Warm the area with the dent with a hair dryer just a bit too warm to the palm. THEN apply the dry ice to the dented area. Usually (?) this will cause the metal to shrink and pull the dent out. Dry ice hard to find? Just use a regular ice cube. Dry ice just lasts longer per application. This works on small auto body dents also.


----------



## Seattle2k (Mar 26, 2012)

Either of those suggesting ice and heat, have you personally had success with those methods?


----------



## djlandkpl (Jan 29, 2013)

Seattle2k said:


> Either of those suggesting ice and heat, have you personally had success with those methods?
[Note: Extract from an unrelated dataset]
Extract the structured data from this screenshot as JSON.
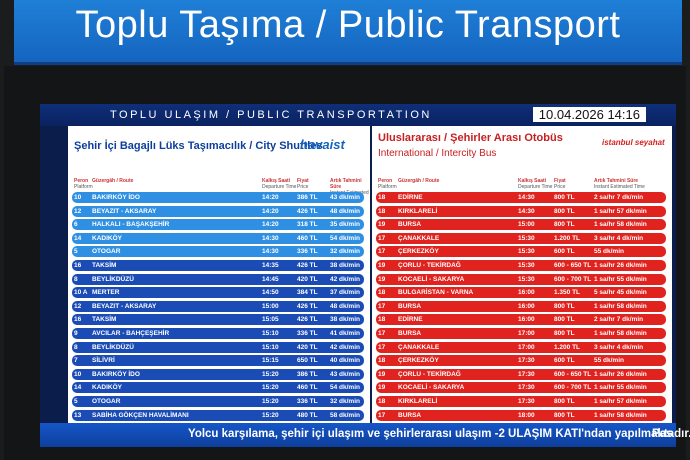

I've never tried it. I do know that it's done for auto body work.


----------



## Oso954 (Jun 23, 2012)

The heat & ice will work on rounded dents and pop them out. Unfortunately, a lot of door dents are caused by sharp corners on the object striking them. So the ding or crease will not come out.

You can try one of the outfits that advertise paintless dent repair for automobiles. 

If your fridge is SS steel the results may not be as completely invisible as the repair on enameled finishes.


----------



## r0ckstarr (Jan 8, 2013)

While i have never tried it either, there are videos showing the process on Youtube of the mentioned heat and ice.


----------



## jus10 (Apr 6, 2013)

My dents are dings I guess (with point and not just round ) that's why I was doubting the ice and heat myself


----------



## JasperST (Sep 7, 2012)

I have done it successfully by removing the interior panel and working a rounded tool through the foam to the dent. Careful and back and forth motions are the operative words. On a freezer door (top mount) I drilled a small hole in the bottom and worked the tool up to the dent, then filled the hole with silicone.


----------



## wkearney99 (Apr 8, 2009)

Check on what a replacement door skin would cost. I've got to get a new one for our fridge, it had a shelf land on it during the move and creased it, but good. New skin is about $200. It'll be an adventure pulling the whole thing apart, I'm sure, but less than the price of a new fridge...


----------



## jus10 (Apr 6, 2013)

I didn't think about removing the skin . If I do that taping it out may be good enough at least better


----------



## wkearney99 (Apr 8, 2009)

Yup, 'less worse' is often good enough.


----------



## oldhouseguy (Sep 7, 2011)

Strategically placed refrigerator magnet.

:thumbup:


----------



## Deja-vue (Mar 24, 2013)

If it is not Stainless:

Why not sand the entire Door down, repair the Dents with Car body filler, prime the Door, then paint it again in any color you like?

They also have some Colors now that look like Stainless.

A replacement Skin cost about $500, by the way.
Cheers,


----------



## jus10 (Apr 6, 2013)

oldhouseguy said:


> Strategically placed refrigerator magnet.
> 
> :thumbup:


Magnets don't stick to it


----------